According to the suit, Hunger at the time was raising two children and unable to find other employment. 

RELATED: Federal prosecutors allege Walmart refused to hire reservist

Walmart also agreed under the settlement to revise its hiring policies to include the following language:  

“Walmart prohibits discrimination against individuals, including applicants, based on their military service (including required military training obligations) or membership in the uniformed services.”  

Walmart will also ensure that “all supervisors, managers, and administrative staff” in the Grand Junction store at issue receive training — developed in consultation with the United States —“on the requirements of USERRA and on employees’ and service members’ rights and obligations under the statute," the U.S. Attorney's Office said in announcing the settlement.

“It is an honor to represent the men and women of our armed forces and ensure that their military training commitments do not deter employers from hiring them,” said U.S. Attorney Jason Dunn.  “By obtaining Walmart’s agreement to amend its national hiring practices, this case will have a lasting impact.”

Hunger will also receive backpay under the settlement terms. 

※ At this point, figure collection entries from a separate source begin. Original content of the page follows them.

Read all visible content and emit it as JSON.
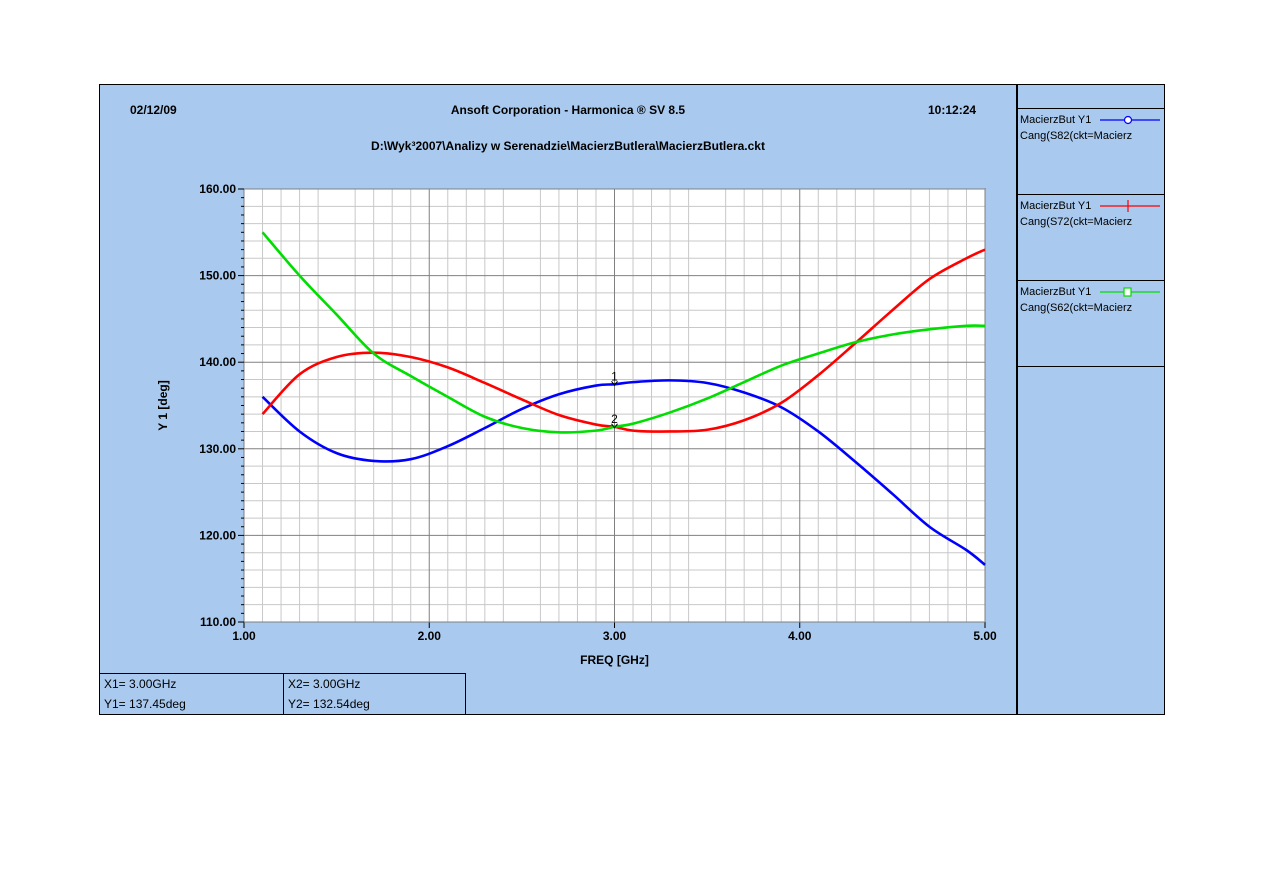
{
  "header": {
    "date": "02/12/09",
    "title": "Ansoft Corporation - Harmonica ® SV 8.5",
    "time": "10:12:24",
    "subtitle": "D:\\Wyk³2007\\Analizy w Serenadzie\\MacierzButlera\\MacierzButlera.ckt"
  },
  "legend": [
    {
      "line1": "MacierzBut Y1",
      "line2": "Cang(S82(ckt=Macierz",
      "color": "#0000ff",
      "marker": "circle"
    },
    {
      "line1": "MacierzBut Y1",
      "line2": "Cang(S72(ckt=Macierz",
      "color": "#ff0000",
      "marker": "cross"
    },
    {
      "line1": "MacierzBut Y1",
      "line2": "Cang(S62(ckt=Macierz",
      "color": "#00dd00",
      "marker": "square"
    }
  ],
  "markers": {
    "m1": {
      "x": "X1= 3.00GHz",
      "y": "Y1= 137.45deg",
      "label": "1"
    },
    "m2": {
      "x": "X2= 3.00GHz",
      "y": "Y2= 132.54deg",
      "label": "2"
    }
  },
  "chart_data": {
    "type": "line",
    "title": "",
    "xlabel": "FREQ [GHz]",
    "ylabel": "Y 1  [deg]",
    "xlim": [
      1.0,
      5.0
    ],
    "ylim": [
      110.0,
      160.0
    ],
    "xticks": [
      "1.00",
      "2.00",
      "3.00",
      "4.00",
      "5.00"
    ],
    "yticks": [
      "110.00",
      "120.00",
      "130.00",
      "140.00",
      "150.00",
      "160.00"
    ],
    "grid": true,
    "legend_position": "right panel",
    "series": [
      {
        "name": "Cang(S82(ckt=Macierz",
        "color": "#0000ff",
        "x": [
          1.1,
          1.3,
          1.5,
          1.7,
          1.9,
          2.1,
          2.3,
          2.5,
          2.7,
          2.9,
          3.0,
          3.1,
          3.3,
          3.5,
          3.7,
          3.9,
          4.1,
          4.3,
          4.5,
          4.7,
          4.9,
          5.0
        ],
        "y": [
          136.0,
          132.0,
          129.5,
          128.6,
          128.8,
          130.3,
          132.4,
          134.6,
          136.3,
          137.3,
          137.45,
          137.7,
          137.9,
          137.6,
          136.5,
          134.8,
          132.0,
          128.5,
          124.8,
          121.0,
          118.3,
          116.6
        ]
      },
      {
        "name": "Cang(S72(ckt=Macierz",
        "color": "#ff0000",
        "x": [
          1.1,
          1.3,
          1.5,
          1.7,
          1.9,
          2.1,
          2.3,
          2.5,
          2.7,
          2.9,
          3.0,
          3.1,
          3.3,
          3.5,
          3.7,
          3.9,
          4.1,
          4.3,
          4.5,
          4.7,
          4.9,
          5.0
        ],
        "y": [
          134.0,
          138.6,
          140.6,
          141.1,
          140.6,
          139.4,
          137.6,
          135.7,
          133.9,
          132.8,
          132.54,
          132.1,
          132.0,
          132.2,
          133.3,
          135.3,
          138.5,
          142.2,
          146.0,
          149.6,
          152.0,
          153.0
        ]
      },
      {
        "name": "Cang(S62(ckt=Macierz",
        "color": "#00dd00",
        "x": [
          1.1,
          1.3,
          1.5,
          1.7,
          1.9,
          2.1,
          2.3,
          2.5,
          2.7,
          2.9,
          3.0,
          3.1,
          3.3,
          3.5,
          3.7,
          3.9,
          4.1,
          4.3,
          4.5,
          4.7,
          4.9,
          5.0
        ],
        "y": [
          155.0,
          150.0,
          145.5,
          141.0,
          138.4,
          136.0,
          133.7,
          132.4,
          131.9,
          132.1,
          132.54,
          132.9,
          134.2,
          135.8,
          137.7,
          139.6,
          141.0,
          142.3,
          143.2,
          143.8,
          144.2,
          144.2
        ]
      }
    ]
  }
}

In an emailed statement, Walmart said:

"Walmart respects all of our active, reserve and veteran military members and we hire more veterans and military members than any other company in America. This was an unfortunate situation and we’re glad we could resolve the case with the Department of Justice and Ms. Hunger. We’ve also updated our policy to reinforce that employment protections for military members apply during the hiring process. We appreciate Ms. Hunger’s service and wish her well."